A uniqueness pattern based on avoiding a deadly rectangle that would create two solutions.

Deadly Pattern

A candidate arrangement that would allow multiple solutions if left unresolved. Uniqueness techniques use this idea.

BUG / BUG+1

BUG means Bivalue Universal Grave, a grid state where every unsolved cell is bivalue. BUG+1 has one extra candidate that can often be resolved by uniqueness logic.

Digit Forcing

Testing the consequences of a digit in a specific cell or house until all branches agree on a result.

Sudoku Variant Terms

Variant terminology describes extra rules added on top of standard Sudoku.

Killer Cage

A dashed or outlined group of cells in Killer Sudoku. The digits in the cage must add to the printed cage total and usually cannot repeat.

Cage Sum

The total that all cells inside a Killer Sudoku cage must reach.

Thermometer / Thermo

A line with a bulb where digits must strictly increase from the bulb to the end.

Arrow

A line-and-circle clue where the digits along the arrow sum to the digit in the circle.

Kropki Dot

A dot between adjacent cells. A white dot means consecutive digits; a black dot usually means one digit is double the other.

Anti-Knight

A rule saying identical digits cannot be a chess knight move apart.

Diagonal Sudoku / X-Sudoku

A variant where the two main diagonals must also contain the digits 1–9 once each.

Jigsaw Sudoku

A variant with irregular regions instead of standard 3×3 boxes.

Samurai Sudoku

A multi-grid puzzle made from five overlapping 9×9 Sudoku grids.

Sandwich Sudoku

A variant where outside clues give the sum of digits placed between 1 and 9 in that row or column.

Skyscraper Sudoku

A variant where outside clues tell how many “buildings” are visible when digits are treated as heights.

Common Sudoku Abbreviations

Solver communities use abbreviations to keep explanations short. Here are the ones you are most likely to see.

AbbreviationMeaningExample
RRowR4 means row 4
CColumnC8 means column 8
BBoxB5 means the center 3×3 box
R1C1Row-column coordinateTop-left cell
PMPencil markSmall candidate note
LCLocked candidatesPointing or claiming
URUnique rectangleA uniqueness pattern
ALSAlmost Locked SetN cells with N+1 candidates
AICAlternating Inference ChainStrong and weak links alternating
RCCRestricted Common CandidateAn ALS connector
How to Use This Glossary

When a solving guide uses an unfamiliar word, look it up here, then return to the example. Sudoku terminology is cumulative: once you understand candidates, houses, strong links, and eliminations, most advanced technique names become much less intimidating.

Learning the vocabulary will not solve the puzzle for you, but it gives you the map. The next time a guide says “eliminate 7 from every cell that sees both pincers,” you will know exactly which cells to inspect and why the step works.

Frequently Asked Questions

The most important beginner terms are cell, row, column, box, house, given, candidate, pencil mark, elimination, naked single, and hidden single. Those words explain the grid and the first logic most solvers use.

R1C1 means row 1, column 1. It is a compact coordinate system used to identify any cell in the grid. R5C7 means the cell in row 5 and column 7.

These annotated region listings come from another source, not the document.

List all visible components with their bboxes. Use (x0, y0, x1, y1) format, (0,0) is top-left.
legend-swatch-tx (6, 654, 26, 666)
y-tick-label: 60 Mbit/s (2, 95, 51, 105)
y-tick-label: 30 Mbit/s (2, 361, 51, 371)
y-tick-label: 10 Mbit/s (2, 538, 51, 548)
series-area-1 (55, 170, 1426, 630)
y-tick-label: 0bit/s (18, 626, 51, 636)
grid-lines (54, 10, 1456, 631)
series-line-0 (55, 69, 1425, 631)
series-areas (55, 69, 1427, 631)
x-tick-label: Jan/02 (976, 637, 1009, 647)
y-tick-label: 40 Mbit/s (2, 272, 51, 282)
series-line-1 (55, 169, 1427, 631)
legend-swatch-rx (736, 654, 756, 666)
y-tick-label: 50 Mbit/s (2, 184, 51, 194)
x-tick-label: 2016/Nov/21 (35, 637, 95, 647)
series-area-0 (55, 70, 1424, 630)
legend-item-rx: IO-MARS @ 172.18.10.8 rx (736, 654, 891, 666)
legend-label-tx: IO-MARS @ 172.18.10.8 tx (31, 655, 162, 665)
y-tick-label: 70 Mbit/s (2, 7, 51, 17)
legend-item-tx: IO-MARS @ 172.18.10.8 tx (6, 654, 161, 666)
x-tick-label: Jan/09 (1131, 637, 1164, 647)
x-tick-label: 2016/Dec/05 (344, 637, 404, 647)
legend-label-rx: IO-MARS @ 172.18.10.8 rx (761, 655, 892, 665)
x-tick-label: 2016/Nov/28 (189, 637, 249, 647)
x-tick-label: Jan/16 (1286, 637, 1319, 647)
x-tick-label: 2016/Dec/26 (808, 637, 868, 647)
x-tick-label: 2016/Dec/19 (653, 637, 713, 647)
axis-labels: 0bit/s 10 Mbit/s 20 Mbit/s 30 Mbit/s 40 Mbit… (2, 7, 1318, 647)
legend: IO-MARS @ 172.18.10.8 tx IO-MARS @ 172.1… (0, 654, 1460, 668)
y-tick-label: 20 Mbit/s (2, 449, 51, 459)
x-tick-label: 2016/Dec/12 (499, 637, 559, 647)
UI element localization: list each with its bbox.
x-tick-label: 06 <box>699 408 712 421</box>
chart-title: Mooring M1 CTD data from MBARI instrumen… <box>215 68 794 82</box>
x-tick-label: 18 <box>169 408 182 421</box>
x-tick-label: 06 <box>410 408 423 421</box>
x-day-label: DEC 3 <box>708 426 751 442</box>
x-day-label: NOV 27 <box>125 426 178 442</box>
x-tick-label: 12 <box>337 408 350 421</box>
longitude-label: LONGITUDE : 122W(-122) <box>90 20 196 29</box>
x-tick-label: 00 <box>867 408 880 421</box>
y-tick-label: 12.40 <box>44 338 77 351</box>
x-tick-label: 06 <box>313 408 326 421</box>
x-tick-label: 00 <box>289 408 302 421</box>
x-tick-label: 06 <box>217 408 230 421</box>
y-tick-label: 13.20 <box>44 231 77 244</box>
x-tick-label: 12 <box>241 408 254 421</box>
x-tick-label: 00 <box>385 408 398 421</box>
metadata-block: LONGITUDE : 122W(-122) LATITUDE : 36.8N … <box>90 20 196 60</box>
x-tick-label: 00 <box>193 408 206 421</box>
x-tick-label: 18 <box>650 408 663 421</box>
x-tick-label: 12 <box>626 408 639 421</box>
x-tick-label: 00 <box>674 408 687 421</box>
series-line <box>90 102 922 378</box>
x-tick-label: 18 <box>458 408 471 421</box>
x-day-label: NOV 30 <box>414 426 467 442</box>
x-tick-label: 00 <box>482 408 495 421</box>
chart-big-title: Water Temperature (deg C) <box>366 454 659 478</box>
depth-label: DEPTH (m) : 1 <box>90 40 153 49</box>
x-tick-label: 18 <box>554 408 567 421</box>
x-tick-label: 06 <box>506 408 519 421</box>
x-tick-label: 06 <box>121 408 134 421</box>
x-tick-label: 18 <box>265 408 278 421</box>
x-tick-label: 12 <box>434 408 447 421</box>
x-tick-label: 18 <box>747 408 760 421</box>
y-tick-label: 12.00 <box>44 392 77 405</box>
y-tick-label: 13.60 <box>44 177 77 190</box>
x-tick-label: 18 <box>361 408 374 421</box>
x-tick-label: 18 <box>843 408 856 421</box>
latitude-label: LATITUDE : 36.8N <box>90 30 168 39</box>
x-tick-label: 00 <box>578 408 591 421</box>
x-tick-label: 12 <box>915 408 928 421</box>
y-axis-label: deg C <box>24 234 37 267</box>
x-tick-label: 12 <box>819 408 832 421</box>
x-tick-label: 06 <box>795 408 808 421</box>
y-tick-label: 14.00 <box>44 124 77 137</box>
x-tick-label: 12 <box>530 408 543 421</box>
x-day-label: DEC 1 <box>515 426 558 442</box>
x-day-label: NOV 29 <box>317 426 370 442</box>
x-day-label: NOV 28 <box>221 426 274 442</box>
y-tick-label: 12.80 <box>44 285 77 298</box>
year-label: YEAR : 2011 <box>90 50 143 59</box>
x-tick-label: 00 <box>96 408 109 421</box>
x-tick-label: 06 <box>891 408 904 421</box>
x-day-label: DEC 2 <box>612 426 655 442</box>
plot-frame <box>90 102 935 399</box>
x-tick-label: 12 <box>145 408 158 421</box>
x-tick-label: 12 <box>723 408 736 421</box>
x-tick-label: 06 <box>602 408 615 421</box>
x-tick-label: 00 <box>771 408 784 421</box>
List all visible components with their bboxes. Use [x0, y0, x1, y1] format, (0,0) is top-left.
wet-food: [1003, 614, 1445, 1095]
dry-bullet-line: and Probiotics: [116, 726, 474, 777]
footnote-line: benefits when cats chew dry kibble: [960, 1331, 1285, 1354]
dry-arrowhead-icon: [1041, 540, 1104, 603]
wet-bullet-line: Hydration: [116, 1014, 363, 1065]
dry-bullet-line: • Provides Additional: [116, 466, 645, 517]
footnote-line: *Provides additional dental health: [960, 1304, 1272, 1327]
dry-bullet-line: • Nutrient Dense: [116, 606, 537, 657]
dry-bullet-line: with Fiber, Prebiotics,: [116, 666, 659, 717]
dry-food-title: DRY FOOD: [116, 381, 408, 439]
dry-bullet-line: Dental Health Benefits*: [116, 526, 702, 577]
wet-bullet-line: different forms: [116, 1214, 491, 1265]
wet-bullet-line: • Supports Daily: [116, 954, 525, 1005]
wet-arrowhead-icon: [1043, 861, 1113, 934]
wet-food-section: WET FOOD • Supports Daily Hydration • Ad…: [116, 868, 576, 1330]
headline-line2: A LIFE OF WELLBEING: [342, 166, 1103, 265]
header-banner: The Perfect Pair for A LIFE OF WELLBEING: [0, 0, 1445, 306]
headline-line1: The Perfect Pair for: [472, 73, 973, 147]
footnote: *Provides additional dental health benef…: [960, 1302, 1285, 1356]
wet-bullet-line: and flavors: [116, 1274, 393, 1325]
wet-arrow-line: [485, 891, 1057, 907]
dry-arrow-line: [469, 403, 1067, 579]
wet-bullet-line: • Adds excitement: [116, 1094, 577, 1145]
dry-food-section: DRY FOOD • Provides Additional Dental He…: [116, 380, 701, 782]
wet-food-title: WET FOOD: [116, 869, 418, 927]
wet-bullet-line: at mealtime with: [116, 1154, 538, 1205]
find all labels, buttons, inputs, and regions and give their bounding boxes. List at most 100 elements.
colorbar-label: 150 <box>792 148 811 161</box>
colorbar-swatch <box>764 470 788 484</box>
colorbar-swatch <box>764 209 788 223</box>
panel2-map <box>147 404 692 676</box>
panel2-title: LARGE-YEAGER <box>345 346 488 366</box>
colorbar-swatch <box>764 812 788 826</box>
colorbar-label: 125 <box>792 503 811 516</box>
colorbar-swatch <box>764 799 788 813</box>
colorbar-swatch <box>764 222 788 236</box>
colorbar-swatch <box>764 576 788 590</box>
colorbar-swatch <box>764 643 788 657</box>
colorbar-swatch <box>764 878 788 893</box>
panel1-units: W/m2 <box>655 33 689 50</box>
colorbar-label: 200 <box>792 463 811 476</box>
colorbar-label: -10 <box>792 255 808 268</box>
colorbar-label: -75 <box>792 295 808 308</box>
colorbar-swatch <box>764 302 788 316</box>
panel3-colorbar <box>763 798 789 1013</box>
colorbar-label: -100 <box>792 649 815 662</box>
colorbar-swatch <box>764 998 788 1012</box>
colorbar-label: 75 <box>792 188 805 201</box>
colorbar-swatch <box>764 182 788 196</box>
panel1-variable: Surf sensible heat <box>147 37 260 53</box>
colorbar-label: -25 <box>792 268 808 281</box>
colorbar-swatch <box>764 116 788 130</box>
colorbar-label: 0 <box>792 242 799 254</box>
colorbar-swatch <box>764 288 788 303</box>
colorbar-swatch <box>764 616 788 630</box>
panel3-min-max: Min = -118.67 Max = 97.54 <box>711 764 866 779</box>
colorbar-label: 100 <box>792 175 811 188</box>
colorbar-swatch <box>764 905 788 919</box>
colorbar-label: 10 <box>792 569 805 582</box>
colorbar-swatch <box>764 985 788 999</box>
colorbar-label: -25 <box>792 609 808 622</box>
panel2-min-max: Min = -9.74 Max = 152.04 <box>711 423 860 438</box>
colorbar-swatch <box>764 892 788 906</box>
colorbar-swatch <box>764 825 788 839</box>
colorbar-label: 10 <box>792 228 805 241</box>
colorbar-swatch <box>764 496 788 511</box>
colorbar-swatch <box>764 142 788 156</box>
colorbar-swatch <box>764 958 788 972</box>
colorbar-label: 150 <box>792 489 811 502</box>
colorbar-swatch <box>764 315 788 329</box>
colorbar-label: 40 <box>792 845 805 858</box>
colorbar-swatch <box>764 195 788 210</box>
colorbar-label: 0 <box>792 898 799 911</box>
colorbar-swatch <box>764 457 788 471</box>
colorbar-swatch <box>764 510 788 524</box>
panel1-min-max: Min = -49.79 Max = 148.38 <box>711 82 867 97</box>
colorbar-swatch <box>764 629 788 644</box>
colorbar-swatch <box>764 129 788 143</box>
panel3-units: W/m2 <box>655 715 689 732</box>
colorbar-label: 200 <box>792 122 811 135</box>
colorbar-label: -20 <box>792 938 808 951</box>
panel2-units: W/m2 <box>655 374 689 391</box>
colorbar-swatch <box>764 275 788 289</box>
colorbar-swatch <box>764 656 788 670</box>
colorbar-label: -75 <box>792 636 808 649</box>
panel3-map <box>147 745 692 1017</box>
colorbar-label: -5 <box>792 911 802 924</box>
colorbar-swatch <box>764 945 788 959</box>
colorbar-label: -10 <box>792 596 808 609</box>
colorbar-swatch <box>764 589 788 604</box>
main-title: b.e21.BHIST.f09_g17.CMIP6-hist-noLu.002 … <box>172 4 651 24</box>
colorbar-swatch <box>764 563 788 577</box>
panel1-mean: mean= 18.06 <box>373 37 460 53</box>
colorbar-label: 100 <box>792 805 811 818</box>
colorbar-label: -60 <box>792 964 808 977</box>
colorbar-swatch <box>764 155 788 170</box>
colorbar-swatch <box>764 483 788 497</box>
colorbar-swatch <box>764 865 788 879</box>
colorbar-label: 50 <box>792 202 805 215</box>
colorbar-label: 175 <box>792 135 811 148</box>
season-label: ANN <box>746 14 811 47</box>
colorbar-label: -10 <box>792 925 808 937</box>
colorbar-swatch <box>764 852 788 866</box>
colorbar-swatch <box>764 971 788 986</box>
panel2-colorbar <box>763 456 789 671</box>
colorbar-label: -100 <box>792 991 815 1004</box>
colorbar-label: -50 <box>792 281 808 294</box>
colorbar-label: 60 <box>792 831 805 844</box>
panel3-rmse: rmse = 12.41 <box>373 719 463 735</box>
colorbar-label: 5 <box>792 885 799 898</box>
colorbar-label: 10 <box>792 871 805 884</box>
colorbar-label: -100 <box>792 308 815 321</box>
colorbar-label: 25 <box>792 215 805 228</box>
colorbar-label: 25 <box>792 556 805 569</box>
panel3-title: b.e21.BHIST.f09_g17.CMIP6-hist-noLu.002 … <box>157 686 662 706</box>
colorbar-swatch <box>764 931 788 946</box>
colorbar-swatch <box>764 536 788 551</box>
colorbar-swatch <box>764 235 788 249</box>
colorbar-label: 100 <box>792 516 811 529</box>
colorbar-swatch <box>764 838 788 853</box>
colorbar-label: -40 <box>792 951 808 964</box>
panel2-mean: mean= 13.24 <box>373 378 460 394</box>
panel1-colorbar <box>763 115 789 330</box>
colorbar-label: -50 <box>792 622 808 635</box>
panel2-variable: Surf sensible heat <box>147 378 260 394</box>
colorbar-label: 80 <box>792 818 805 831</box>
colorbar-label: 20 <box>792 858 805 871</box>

A house is any row, column, or box that must contain each digit once. Standard Sudoku has 27 houses: 9 rows, 9 columns, and 9 boxes.

A clue, also called a given, is a digit printed in the puzzle at the start. A candidate is a possible digit that could still go in an empty cell while you solve.

Advanced Sudoku terms include X-Wing, Swordfish, Jellyfish, XY-Wing, W-Wing, Skyscraper, Remote Pairs, ALS, AIC, Unique Rectangle, BUG+1, and forcing chain.